According to Financial Times News, legal departments are undergoing a tech revolution with four leaders driving massive efficiency gains. Farrah Pepper at Marsh McLennan saved $9 million last year by bringing legal data in-house, cutting retrieval times in half. Andreas Vosskamp at Adecco built custom triage software that boosted his US legal team’s efficiency by 40%. Maria Pedrosa Martínez at Repsol uses AI startup Harvey to save lawyers six hours weekly on contract drafting. And Ron Wills at CrowdStrike saw AI cut IP advice spending in half and reduce “prior art” costs by 90%, even while handling the massive July 19, 2024 outage that crippled global IT systems.
The data revolution
What’s fascinating here is how these legal teams are building their own tools rather than just buying off-the-shelf solutions. Pepper’s team includes former technologists working directly with IT – that’s crucial because legal workflows are so specific. When she talks about answering “yes or no questions” quickly, that’s the kind of simple automation that actually moves the needle.
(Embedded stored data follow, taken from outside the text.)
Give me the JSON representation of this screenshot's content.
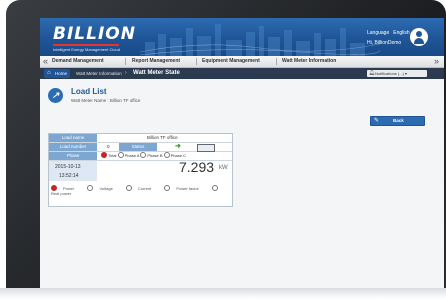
{
  "header": {
    "logo": "BILLION",
    "tagline": "Intelligent Energy Management Cloud",
    "language_label": "Language",
    "language_value": "English",
    "user": "Hi, BillionDemo"
  },
  "nav": {
    "items": [
      "Demand Management",
      "Report Management",
      "Equipment Management",
      "Watt Meter Information"
    ]
  },
  "breadcrumb": {
    "home": "Home",
    "level1": "Watt Meter Information",
    "current": "Watt Meter State",
    "notifications": "Notifications (...)"
  },
  "page": {
    "title": "Load List",
    "subtitle": "Watt Meter Name : Billion TF office",
    "back_label": "Back"
  },
  "load": {
    "name_label": "Load name",
    "name_value": "Billion TF office",
    "number_label": "Load number",
    "number_value": "0",
    "status_label": "Status",
    "phase_label": "Phase",
    "phases": [
      {
        "label": "Total",
        "selected": true
      },
      {
        "label": "Phase A",
        "selected": false
      },
      {
        "label": "Phase B",
        "selected": false
      },
      {
        "label": "Phase C",
        "selected": false
      }
    ],
    "date": "2015-10-13",
    "time": "13:52:14",
    "power_value": "7.293",
    "power_unit": "kW",
    "metrics": [
      {
        "label": "Power",
        "selected": true
      },
      {
        "label": "Voltage",
        "selected": false
      },
      {
        "label": "Current",
        "selected": false
      },
      {
        "label": "Power factor",
        "selected": false
      },
      {
        "label": "Real power",
        "selected": false
      }
    ]
  },
  "colors": {
    "header_blue": "#1f5597",
    "label_blue": "#7da7d1",
    "status_green": "#2e9b2e",
    "radio_red": "#c0262a"
  }
}
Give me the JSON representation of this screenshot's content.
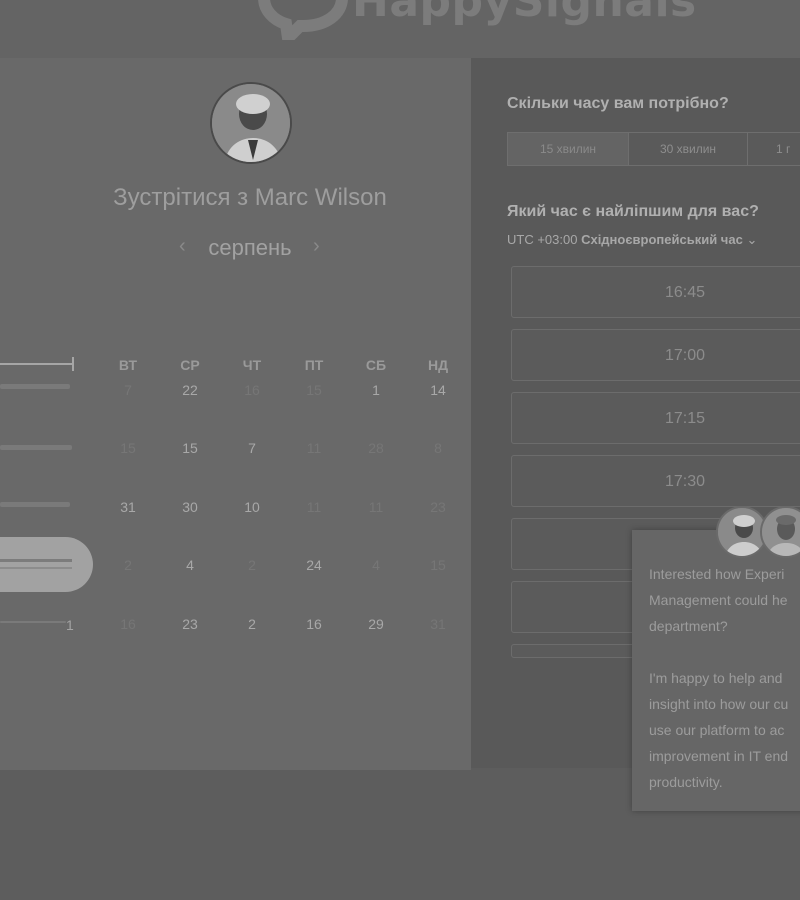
{
  "header": {
    "brand": "HappySignals"
  },
  "scheduler": {
    "meet_title": "Зустрітися з Marc Wilson",
    "month": "серпень",
    "prev_icon": "chevron-left-icon",
    "next_icon": "chevron-right-icon",
    "weekdays": [
      "ВТ",
      "СР",
      "ЧТ",
      "ПТ",
      "СБ",
      "НД"
    ],
    "weeks": [
      [
        {
          "d": "7",
          "on": false
        },
        {
          "d": "22",
          "on": true
        },
        {
          "d": "16",
          "on": false
        },
        {
          "d": "15",
          "on": false
        },
        {
          "d": "1",
          "on": true
        },
        {
          "d": "14",
          "on": true
        }
      ],
      [
        {
          "d": "15",
          "on": false
        },
        {
          "d": "15",
          "on": true
        },
        {
          "d": "7",
          "on": true
        },
        {
          "d": "11",
          "on": false
        },
        {
          "d": "28",
          "on": false
        },
        {
          "d": "8",
          "on": false
        }
      ],
      [
        {
          "d": "31",
          "on": true
        },
        {
          "d": "30",
          "on": true
        },
        {
          "d": "10",
          "on": true
        },
        {
          "d": "11",
          "on": false
        },
        {
          "d": "11",
          "on": false
        },
        {
          "d": "23",
          "on": false
        }
      ],
      [
        {
          "d": "2",
          "on": false
        },
        {
          "d": "4",
          "on": true
        },
        {
          "d": "2",
          "on": false
        },
        {
          "d": "24",
          "on": true
        },
        {
          "d": "4",
          "on": false
        },
        {
          "d": "15",
          "on": false
        }
      ],
      [
        {
          "d": "16",
          "on": false
        },
        {
          "d": "23",
          "on": true
        },
        {
          "d": "2",
          "on": true
        },
        {
          "d": "16",
          "on": true
        },
        {
          "d": "29",
          "on": true
        },
        {
          "d": "31",
          "on": false
        }
      ]
    ],
    "left_partial_one": "1"
  },
  "booking": {
    "duration_question": "Скільки часу вам потрібно?",
    "durations": [
      "15 хвилин",
      "30 хвилин",
      "1 г"
    ],
    "time_question": "Який час є найліпшим для вас?",
    "tz_offset": "UTC +03:00",
    "tz_name": "Східноєвропейський час",
    "slots": [
      "16:45",
      "17:00",
      "17:15",
      "17:30",
      "",
      "",
      ""
    ]
  },
  "chat_popup": {
    "lines": [
      "Interested how Experi",
      "Management could he",
      "department?",
      "",
      "I'm happy to help and",
      "insight into how our cu",
      "use our platform to ac",
      "improvement in IT end",
      "productivity."
    ]
  }
}
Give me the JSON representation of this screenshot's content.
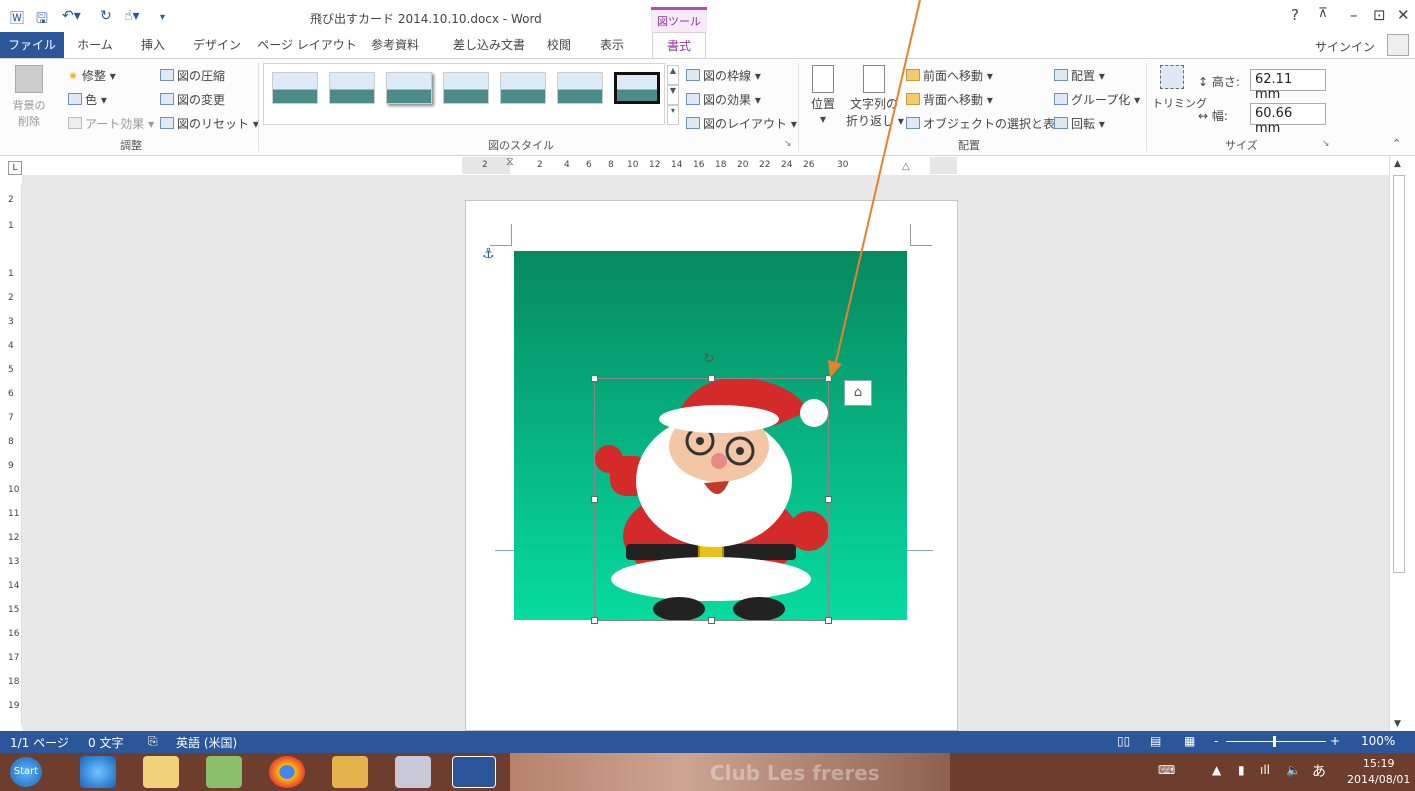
{
  "title_bar": {
    "doc_title": "飛び出すカード 2014.10.10.docx - Word",
    "context_tool": "図ツール",
    "help": "?",
    "minimize": "–",
    "restore": "⊡",
    "close": "✕"
  },
  "tabs": {
    "items": [
      "ファイル",
      "ホーム",
      "挿入",
      "デザイン",
      "ページ レイアウト",
      "参考資料",
      "差し込み文書",
      "校閲",
      "表示",
      "書式"
    ],
    "signin": "サインイン"
  },
  "ribbon": {
    "adjust": {
      "remove_bg": "背景の\n削除",
      "corrections": "修整 ▾",
      "color": "色 ▾",
      "artistic": "アート効果 ▾",
      "compress": "図の圧縮",
      "change": "図の変更",
      "reset": "図のリセット ▾",
      "group_label": "調整"
    },
    "styles": {
      "border": "図の枠線 ▾",
      "effects": "図の効果 ▾",
      "layout": "図のレイアウト ▾",
      "group_label": "図のスタイル"
    },
    "arrange": {
      "position": "位置",
      "wrap": "文字列の\n折り返し ▾",
      "bring_forward": "前面へ移動 ▾",
      "send_backward": "背面へ移動 ▾",
      "selection_pane": "オブジェクトの選択と表示",
      "align": "配置 ▾",
      "group": "グループ化 ▾",
      "rotate": "回転 ▾",
      "group_label": "配置"
    },
    "size": {
      "crop": "トリミング",
      "height_label": "高さ:",
      "height_value": "62.11 mm",
      "width_label": "幅:",
      "width_value": "60.66 mm",
      "group_label": "サイズ"
    }
  },
  "ruler": {
    "h_numbers": [
      "2",
      "2",
      "4",
      "6",
      "8",
      "10",
      "12",
      "14",
      "16",
      "18",
      "20",
      "22",
      "24",
      "26",
      "30"
    ],
    "v_numbers": [
      "2",
      "1",
      "1",
      "2",
      "3",
      "4",
      "5",
      "6",
      "7",
      "8",
      "9",
      "10",
      "11",
      "12",
      "13",
      "14",
      "15",
      "16",
      "17",
      "18",
      "19"
    ]
  },
  "status_bar": {
    "page": "1/1 ページ",
    "words": "0 文字",
    "lang": "英語 (米国)",
    "zoom": "100%",
    "zoom_plus": "+",
    "zoom_minus": "-"
  },
  "taskbar": {
    "start_label": "Start",
    "watermark": "Club Les freres",
    "ime": "あ",
    "time": "15:19",
    "date": "2014/08/01"
  },
  "colors": {
    "word_blue": "#2b579a",
    "context_purple": "#8e3aa1",
    "picture_top": "#07895f",
    "picture_bottom": "#07dba0",
    "arrow": "#e8822a"
  }
}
But here’s the thing: bringing data in-house sounds great until you consider the security implications. Legal data is incredibly sensitive, and building robust internal systems isn’t cheap or easy.
Custom tools vs AI hype
Vosskamp’s approach at Adecco is particularly smart – building triage software that shows exactly where bottlenecks are happening. That 40% efficiency gain didn’t come from some fancy AI model, but from better workflow management. Now, they’re using Harvey for document work, but the real wins came from solving basic communication problems. This is where many companies get it wrong – chasing AI headlines while ignoring fundamental process issues. Basically, if your team can’t track who’s working on what, no amount of AI will save you.
The human factor
Pedrosa’s hybrid team at Repsol shows how legal ops is evolving beyond just tech implementation. She’s dealing with cyber attack response and digital law compliance – areas that require both legal expertise and technical understanding. The training partnerships with IE and Harvard are interesting because they’re creating standardized methodologies. But let’s be real – getting experienced lawyers to change how they work is incredibly difficult. The six hours saved weekly sounds impressive, but I wonder how much time went into training and change management.
Crisis as catalyst
Wills’ experience at CrowdStrike is the ultimate stress test. That July outage was catastrophic, and the legal team working “around the clock” shows how critical they become during crises. What’s remarkable is how the crisis accelerated their AI adoption rather than slowing it down. Cutting IP spending by half and prior art costs by 90% is massive – but I’m skeptical about whether those savings account for the initial implementation costs and ongoing maintenance. And when we’re talking about AI agents sifting through millions of documents, the accuracy concerns are very real. One wrong “needle” could cost millions in litigation.
The bigger picture
What strikes me is how all four approaches are different yet successful. There’s no one-size-fits-all solution here. Pepper focuses on data management, Vosskamp on workflow, Pedrosa on training and compliance, Wills on crisis response and IP. The common thread? They’re all solving specific business problems rather than just implementing technology for technology’s sake. And honestly, that’s where most corporate tech initiatives fail. They buy the shiny new thing without understanding what problem they’re actually trying to solve. These legal leaders get that it’s about making the business faster and more efficient, not about having the coolest tech stack.